Say you're planning a trip. Two years ago, you would have phoned your travel agent. But now the complex, proprietary database systems that control the world's airplane-reservations systems are available online and free, reduced to a set of Web pages so simple that even technophobes can book a trip to Paris. And at sites like priceline.com you can actually tell the computer what you're willing to pay for a ticket and then wait to see if it can find an airline that's willing to take you. But will this replace your traditional travel agent? Do you really want to do your own travel planning? That's the crux of the conflict at the heart of this new economy: which services will survive and which will fail, who will invent new ideas (and reap new millions) and who will close up shop, as useless today as buggy-whip manufacturers became when Henry Ford built the Model-T.

Few businesses illustrate this sort of generational corporate conflict better than the book-selling industry. If you want a snapshot of the e-economy, 1998, you could do worse than Jeff Bezos, the founder of bookseller Amazon.com One day last week, as his stock price rose and fell with typical volatility, he stalked through his shuttered Seattle office, on a phone call, staring at his wristwatch, pacing, talking, thinking, plotting, scheming, then glancing at the watch again. Like the Net Economy, Bezos is all about motion.

His conversion to the Web came in 1995, when he read a report that projected annual Web growth at 2,300%. First he checked that he'd read the figure correctly. Then he quit his job as a hedge-fund manager in New York City, packed his bags and drove out to Seattle. Or, rather, his wife drove; Bezos was busy pecking out a business plan on his laptop.
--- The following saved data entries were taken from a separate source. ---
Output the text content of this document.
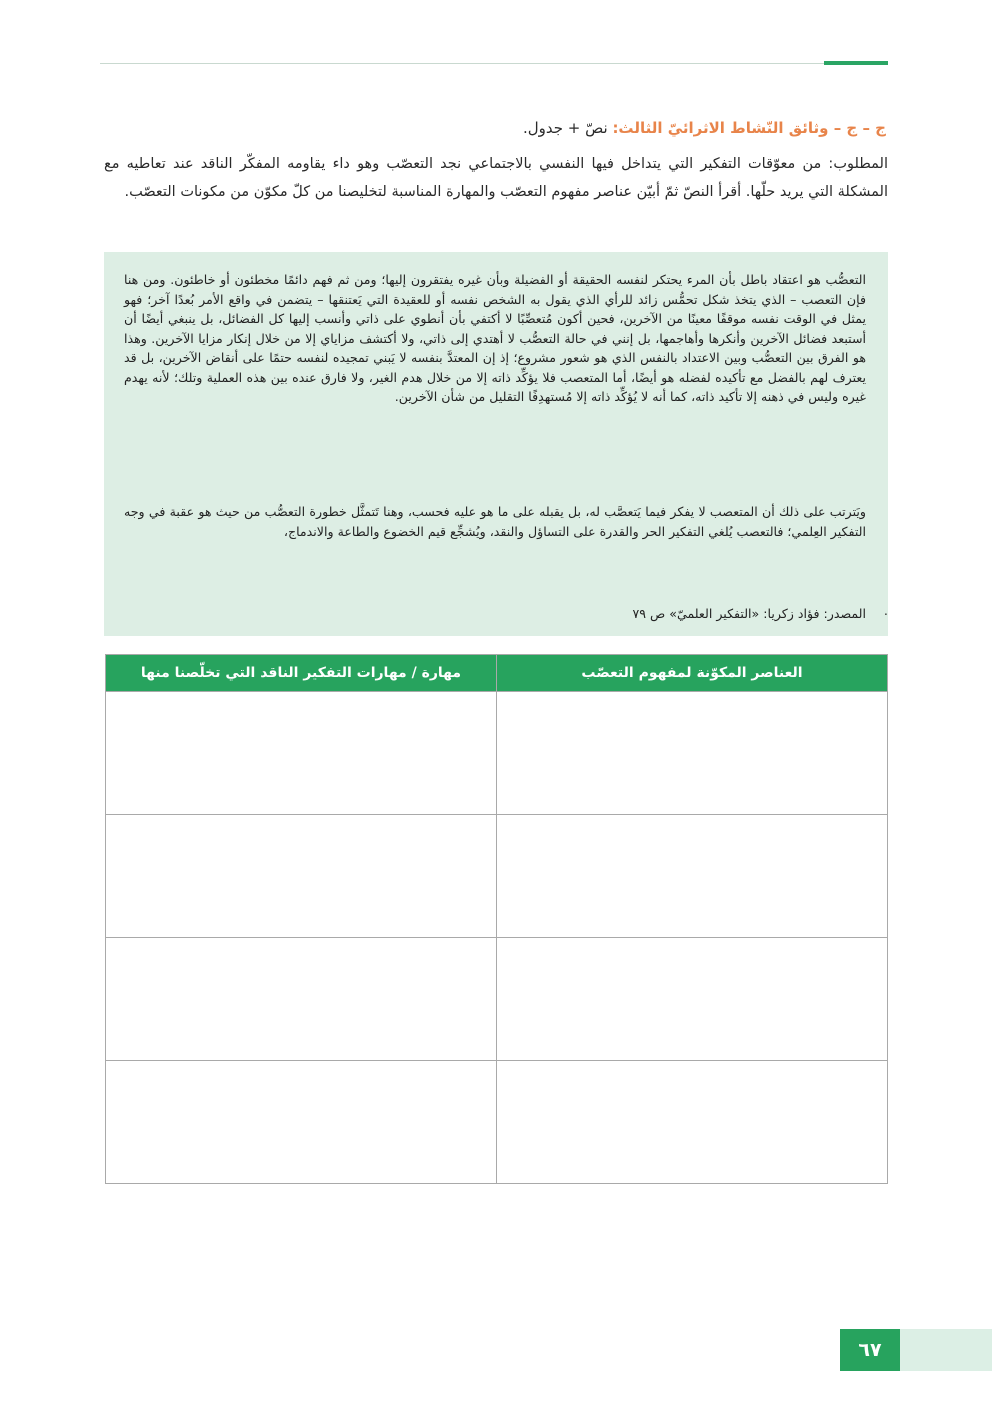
ج – ج – وثائق النّشاط الاثرائيّ الثالث: نصّ + جدول.
المطلوب: من معوّقات التفكير التي يتداخل فيها النفسي بالاجتماعي نجد التعصّب وهو داء يقاومه المفكّر الناقد عند تعاطيه مع المشكلة التي يريد حلّها. أقرأ النصّ ثمّ أبيّن عناصر مفهوم التعصّب والمهارة المناسبة لتخليصنا من كلّ مكوّن من مكونات التعصّب.
التعصُّب هو اعتقاد باطل بأن المرء يحتكر لنفسه الحقيقة أو الفضيلة وبأن غيره يفتقرون إليها؛ ومن ثم فهم دائمًا مخطئون أو خاطئون. ومن هنا فإن التعصب – الذي يتخذ شكل تحمُّس زائد للرأي الذي يقول به الشخص نفسه أو للعقيدة التي يَعتنقها – يتضمن في واقع الأمر بُعدًا آخر؛ فهو يمثل في الوقت نفسه موقفًا معينًا من الآخرين، فحين أكون مُتعصِّبًا لا أكتفي بأن أنطوي على ذاتي وأنسب إليها كل الفضائل، بل ينبغي أيضًا أن أستبعد فضائل الآخرين وأنكرها وأهاجمها، بل إنني في حالة التعصُّب لا أهتدي إلى ذاتي، ولا أكتشف مزاياي إلا من خلال إنكار مزايا الآخرين. وهذا هو الفرق بين التعصُّب وبين الاعتداد بالنفس الذي هو شعور مشروع؛ إذ إن المعتدَّ بنفسه لا يَبني تمجيده لنفسه حتمًا على أنقاض الآخرين، بل قد يعترف لهم بالفضل مع تأكيده لفضله هو أيضًا، أما المتعصب فلا يؤكِّد ذاته إلا من خلال هدم الغير، ولا فارق عنده بين هذه العملية وتلك؛ لأنه يهدم غيره وليس في ذهنه إلا تأكيد ذاته، كما أنه لا يُؤكِّد ذاته إلا مُستهدِفًا التقليل من شأن الآخرين.
ويَترتب على ذلك أن المتعصب لا يفكر فيما يَتعصَّب له، بل يقبله على ما هو عليه فحسب، وهنا تَتمثَّل خطورة التعصُّب من حيث هو عقبة في وجه التفكير العِلمي؛ فالتعصب يُلغي التفكير الحر والقدرة على التساؤل والنقد، ويُشجِّع قيم الخضوع والطاعة والاندماج،
المصدر: فؤاد زكريا: «التفكير العلميّ» ص ٧٩ .
العناصر المكوّنة لمفهوم التعصّب	مهارة / مهارات التفكير الناقد التي تخلّصنا منها

٦٧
The idea behind Amazon.com was devilishly simple: type in a book's title, the author's name or even just a general subject, and the site will present you with a list of every matching book in its database. Choose your title, type in your address and credit-card number, and service reps at Amazon.com's Seattle warehouse will find your order and mail it to you, usually within one or two days, and often at a hefty discount. Three years after launch, Amazon.com has 2.25 million worldwide customers, and sales that may reach $350 million this year.